Поезд отправился в рейс и об этом разговоре Краснушкин как-то забыл. Он вспомнил о нём, когда однажды Сологубенко развернул журнал, и на развороте на мелованной бумаге Краснушкин увидел известный ему рисунок.
— Ну, заварили кашу, — проговорил Краснушкин, — теперь держись «гнева всевышнего».
— Э… бог не выдаст, чёрт не съест, — махнул рукой художник.
Это было накануне рейса в Пружаны. И вот сейчас Краснушкин, вспоминая всю эту историю, с тревогой ждал возвращения в Петроград.
Когда поезд подошёл к Брест-Литовску, Варя поспешила в гвардейский штаб. От Кочаровского-сына ей удалось узнать место пребывания тяжёлого дивизиона. С ликующим, счастливым лицом она возвратилась в купе к Краснушкину.
— Едем в Пружаны! — закричала она.
— Что с Вами, милая коллега? Что Вас ждёт в этом маленьком и скверном городишке?
— Любовь моя, счастье моё, радость моя!
— О господи! Это значит — Серёжа.
— Ага. Они в Пружанах. И мы их увидим. Кочаровский обещал сообщить туда. Я так соскучилась, так изволновалась, что, верно, не доживу до этого дня. Поклянитесь, что отпустите меня на целый день. Ну, Иван Павлович, милый… Мне так нужно…
Когда поезд остановился на грязной, забитой народом станции, Варя, встав на подножку, с трудом увидела мужа. Расталкивая толпу, Звонарёв спешил к Варе. Она видела похудевшее, загоревшее до черноты родное лицо. Оно стремительно приближалось.
— Варенька, — услышала она родной голос, — что же ты плачешь?…
Батарея стояла недалеко от города в небольшом, но живописном лесочке. Ранняя осень только коснулась своей рукой верхушек деревьев, как по головепозолотила. кое-где на выбор, прихотливо, как капризная женщина, поцеловала то клён, то осину, и те вспыхнули живым огнём, ярко-пунцовым румянцем от гордости и счастья. Стоят и красуются среди ещё буйной зелени первые избранницы осени, нарядные и гордые в своём новом, ярком уборе.

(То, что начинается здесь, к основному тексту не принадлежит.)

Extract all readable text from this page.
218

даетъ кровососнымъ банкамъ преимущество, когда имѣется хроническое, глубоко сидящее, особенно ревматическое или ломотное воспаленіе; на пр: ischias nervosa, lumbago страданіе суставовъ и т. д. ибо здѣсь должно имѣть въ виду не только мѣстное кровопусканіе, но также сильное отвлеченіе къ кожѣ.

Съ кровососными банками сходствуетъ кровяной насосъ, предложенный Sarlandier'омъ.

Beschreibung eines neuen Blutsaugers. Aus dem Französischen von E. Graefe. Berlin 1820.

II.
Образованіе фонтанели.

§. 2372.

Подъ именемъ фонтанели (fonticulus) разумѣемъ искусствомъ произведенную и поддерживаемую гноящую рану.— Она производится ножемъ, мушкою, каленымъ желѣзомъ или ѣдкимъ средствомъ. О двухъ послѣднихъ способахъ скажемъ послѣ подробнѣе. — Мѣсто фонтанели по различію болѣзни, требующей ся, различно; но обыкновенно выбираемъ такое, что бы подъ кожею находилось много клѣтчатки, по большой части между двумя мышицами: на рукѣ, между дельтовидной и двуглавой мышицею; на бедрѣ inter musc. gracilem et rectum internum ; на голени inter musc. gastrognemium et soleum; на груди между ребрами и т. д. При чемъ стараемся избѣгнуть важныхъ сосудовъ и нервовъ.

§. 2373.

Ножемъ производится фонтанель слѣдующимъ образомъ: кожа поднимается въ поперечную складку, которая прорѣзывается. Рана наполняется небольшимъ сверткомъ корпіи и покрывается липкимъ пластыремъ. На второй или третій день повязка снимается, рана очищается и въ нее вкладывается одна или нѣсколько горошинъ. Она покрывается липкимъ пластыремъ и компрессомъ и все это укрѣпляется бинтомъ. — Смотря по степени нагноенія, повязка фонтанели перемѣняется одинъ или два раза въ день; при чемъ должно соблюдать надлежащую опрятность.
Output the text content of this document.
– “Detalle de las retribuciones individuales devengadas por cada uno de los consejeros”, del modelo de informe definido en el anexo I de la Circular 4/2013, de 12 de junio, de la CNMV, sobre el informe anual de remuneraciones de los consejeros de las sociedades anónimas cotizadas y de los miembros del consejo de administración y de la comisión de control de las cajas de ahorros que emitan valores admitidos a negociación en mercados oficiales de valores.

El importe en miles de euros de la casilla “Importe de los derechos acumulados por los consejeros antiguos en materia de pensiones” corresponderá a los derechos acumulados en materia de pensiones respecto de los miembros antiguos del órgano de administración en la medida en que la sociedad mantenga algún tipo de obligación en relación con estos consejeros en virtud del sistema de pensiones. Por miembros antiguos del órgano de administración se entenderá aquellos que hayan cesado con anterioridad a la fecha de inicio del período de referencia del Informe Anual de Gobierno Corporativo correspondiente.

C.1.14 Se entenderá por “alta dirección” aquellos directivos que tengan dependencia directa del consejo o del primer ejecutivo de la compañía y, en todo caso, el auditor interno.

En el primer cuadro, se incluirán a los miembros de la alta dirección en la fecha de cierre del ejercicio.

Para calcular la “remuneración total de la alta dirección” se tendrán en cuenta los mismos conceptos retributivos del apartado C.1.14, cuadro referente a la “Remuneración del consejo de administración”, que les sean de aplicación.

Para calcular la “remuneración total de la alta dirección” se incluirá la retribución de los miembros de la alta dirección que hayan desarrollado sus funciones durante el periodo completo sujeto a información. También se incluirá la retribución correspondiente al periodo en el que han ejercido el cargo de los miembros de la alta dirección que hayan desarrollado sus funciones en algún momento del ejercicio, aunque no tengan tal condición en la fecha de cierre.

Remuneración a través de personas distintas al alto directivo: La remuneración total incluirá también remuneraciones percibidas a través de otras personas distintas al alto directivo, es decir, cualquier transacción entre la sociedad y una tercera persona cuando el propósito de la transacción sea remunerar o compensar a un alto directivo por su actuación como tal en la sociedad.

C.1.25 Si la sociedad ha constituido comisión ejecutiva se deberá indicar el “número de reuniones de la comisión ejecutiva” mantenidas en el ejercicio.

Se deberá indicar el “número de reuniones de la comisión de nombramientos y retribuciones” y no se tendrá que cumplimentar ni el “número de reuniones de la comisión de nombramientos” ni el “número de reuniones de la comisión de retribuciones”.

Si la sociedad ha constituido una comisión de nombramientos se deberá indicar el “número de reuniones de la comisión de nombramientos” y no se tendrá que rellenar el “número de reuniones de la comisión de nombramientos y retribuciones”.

— Как хорошо, Серёжа, какое чудо всё-таки осень! — вздохнув всей грудью, проговорила Варя. — И воздух необыкновенный какой-то, свежий, но полный новых запахов: и палого листа, и поздних цветов, и увядающей травы, а быть может, и грбов. Будто настоен на осени. Удивительно хорошо. Правда?
— Прелесть…
Звонарёв присел на траву, потом лёг навзничь, подложив руки под голову.
Унылая пора! Очей очарованье!
Приятна мне твоя прощальная краса… тихо и как-то по-особенному проникновенно сказал он. Варя подошла к нему поближе, остановилась у берёзы, обняла её, прислонившись щекой к бело-серому стволу. И так же тихо и немного грустно добавила:
Люблю я пышное природы увяданье, В багрец и золото одетые леса…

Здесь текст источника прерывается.